Thursday, February 4, 2010

Being a single mother is hard




Well I am back. I took a little break as my status was up in the air. I am now a proud apartment renter. I have a small two bedroom and I can say that I am now able to fully take care of my children. I have to say though being a single mother is hard. It is not hard in the ways I thought it would be when the father of my children first decided he "just had to be alone for now". It is hard in the small ways. The three a.m. feedings were not really hard. Not like I thought they would be. I was tired and it took extra effort to get my butt out of bed and get those bottles made but I did it and that was that. Constantly changing diapers were not fun but definitely not hard. Doing laundry all the time is not hard. It is annoying but whatever. The hardest thing for me is going to get milk or food or anything that requires leaving the house. What do I go through just to go two minutes up the road for milk.
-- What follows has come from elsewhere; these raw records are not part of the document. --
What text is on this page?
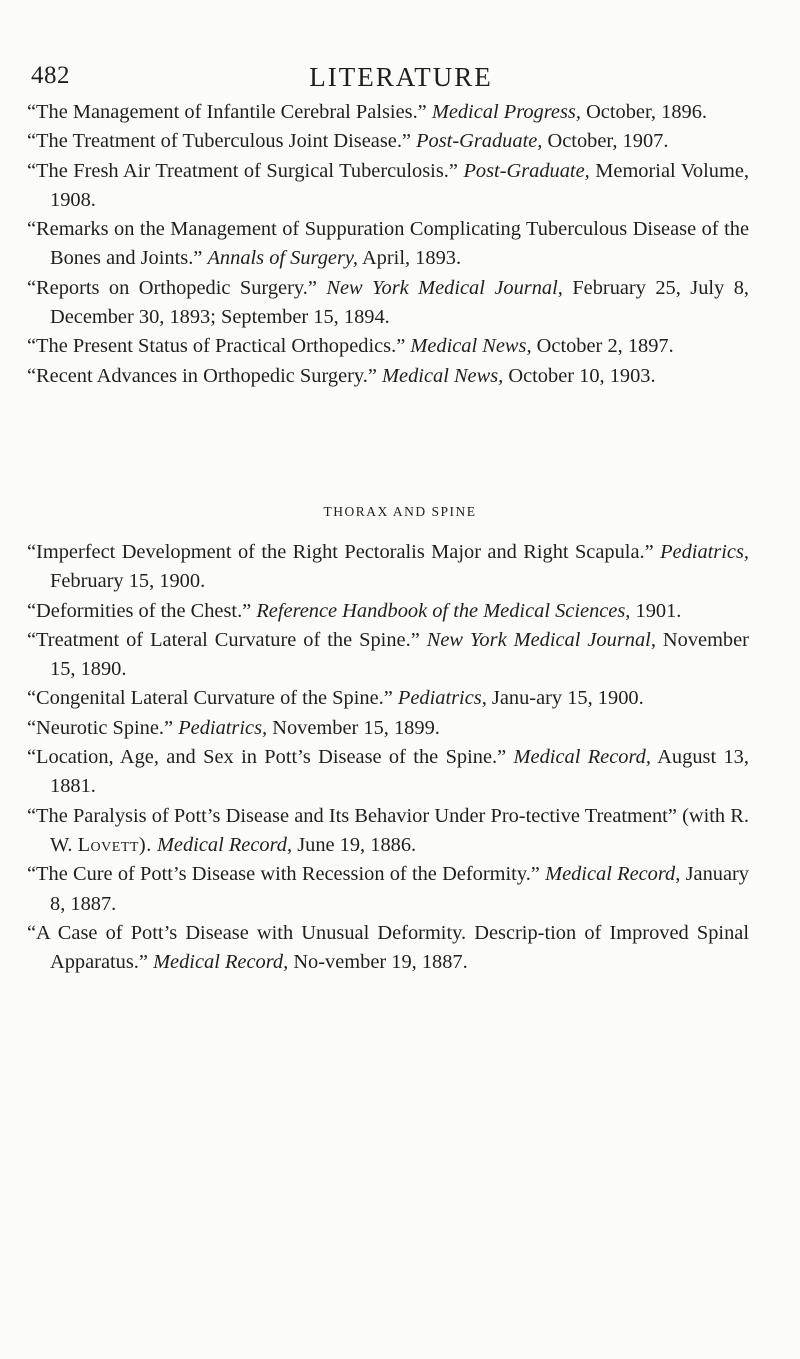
482	LITERATURE
“The Management of Infantile Cerebral Palsies.” Medical Progress, October, 1896.
“The Treatment of Tuberculous Joint Disease.” Post-Graduate, October, 1907.
“The Fresh Air Treatment of Surgical Tuberculosis.” Post-Graduate, Memorial Volume, 1908.
“Remarks on the Management of Suppuration Complicating Tuberculous Disease of the Bones and Joints.” Annals of Surgery, April, 1893.
“Reports on Orthopedic Surgery.” New York Medical Journal, February 25, July 8, December 30, 1893; September 15, 1894.
“The Present Status of Practical Orthopedics.” Medical News, October 2, 1897.
“Recent Advances in Orthopedic Surgery.” Medical News, October 10, 1903.
THORAX AND SPINE
“Imperfect Development of the Right Pectoralis Major and Right Scapula.” Pediatrics, February 15, 1900.
“Deformities of the Chest.” Reference Handbook of the Medical Sciences, 1901.
“Treatment of Lateral Curvature of the Spine.” New York Medical Journal, November 15, 1890.
“Congenital Lateral Curvature of the Spine.” Pediatrics, Janu-ary 15, 1900.
“Neurotic Spine.” Pediatrics, November 15, 1899.
“Location, Age, and Sex in Pott’s Disease of the Spine.” Medical Record, August 13, 1881.
“The Paralysis of Pott’s Disease and Its Behavior Under Pro-tective Treatment” (with R. W. Lovett). Medical Record, June 19, 1886.
“The Cure of Pott’s Disease with Recession of the Deformity.” Medical Record, January 8, 1887.
“A Case of Pott’s Disease with Unusual Deformity. Descrip-tion of Improved Spinal Apparatus.” Medical Record, No-vember 19, 1887.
Well I feed my kids, change them, make sure they are dressed in clean clothes.That takes about 45 minutes. Then I get their car seats out of their room and get them ready to go. I put little jackets on them and mittens since it is winter. I then snug them up with a blanket. I make sure they have pacifiers in their mouth so they will be happy. I strap them in. I put on my own jacket. I then take them out my door, lock up and head down stairs. I take one down to the second floor, then I go get the other one from the third floor and take that one to the first floor, then I go get the other one from the second floor, go down to the first floor grab the other one and head out to the car. I put them in the car and I am off. Why go through all that and not just carry them both down together? Well falling down the stairs two times with the babies in hand has taught me that I can not do that.
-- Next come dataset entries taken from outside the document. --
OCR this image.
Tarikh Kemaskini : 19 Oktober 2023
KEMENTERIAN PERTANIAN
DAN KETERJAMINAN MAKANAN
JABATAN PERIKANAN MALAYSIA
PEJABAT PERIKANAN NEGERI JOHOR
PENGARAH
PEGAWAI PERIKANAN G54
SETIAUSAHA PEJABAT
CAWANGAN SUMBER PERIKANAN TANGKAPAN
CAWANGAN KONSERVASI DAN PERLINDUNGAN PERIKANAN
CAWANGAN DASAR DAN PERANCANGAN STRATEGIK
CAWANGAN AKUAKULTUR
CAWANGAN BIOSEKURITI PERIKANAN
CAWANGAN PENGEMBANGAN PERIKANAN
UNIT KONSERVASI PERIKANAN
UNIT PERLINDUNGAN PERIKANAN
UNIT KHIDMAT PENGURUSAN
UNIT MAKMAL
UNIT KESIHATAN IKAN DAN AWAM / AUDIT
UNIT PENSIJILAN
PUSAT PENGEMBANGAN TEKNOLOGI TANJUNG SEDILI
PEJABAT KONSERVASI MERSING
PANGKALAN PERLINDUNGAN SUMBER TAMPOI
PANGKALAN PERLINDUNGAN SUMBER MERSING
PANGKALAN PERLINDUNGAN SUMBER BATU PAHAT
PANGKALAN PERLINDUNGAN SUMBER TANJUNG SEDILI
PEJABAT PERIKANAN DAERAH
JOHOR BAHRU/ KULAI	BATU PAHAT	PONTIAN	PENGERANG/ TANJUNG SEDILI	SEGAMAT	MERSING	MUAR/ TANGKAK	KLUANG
So now I am off and I get to the store. If I am getting just a few things than I can manage to stuff those underneath the baby carriage. If on the other hand I am doing some real shopping I have to push the shopping cart with one hand and pull the baby carriage with the other. So I get whatever it is then I am headed home. I get home and I ask myself how am I supposed to get everything upstairs. Here is how. I take the babies inside the hall first floor. Go grab my bags. Luckily I park right in front of my door. So I have all this. I start carrying babies and bags upstairs. One baby at a time and then how ever many trips for the bags. I finally get it all in my apartment. By that time the babies are hungry again. So I take the babies out of their seat, take their jackets and mittens off, put them in swings, go make bottles, and then feed either one at a time or if they are too frantic prop one up with a bottle and feed the other. Then I put away whatever I bought.

So sometimes when I have no milk, or nothing to eat I ask myself... is it really worth it. Sometimes it is, sometimes it isn't. I try to get out once everyday. If I am already planning to get out it is not so bad. But if I forget something while I am out than I do not get it.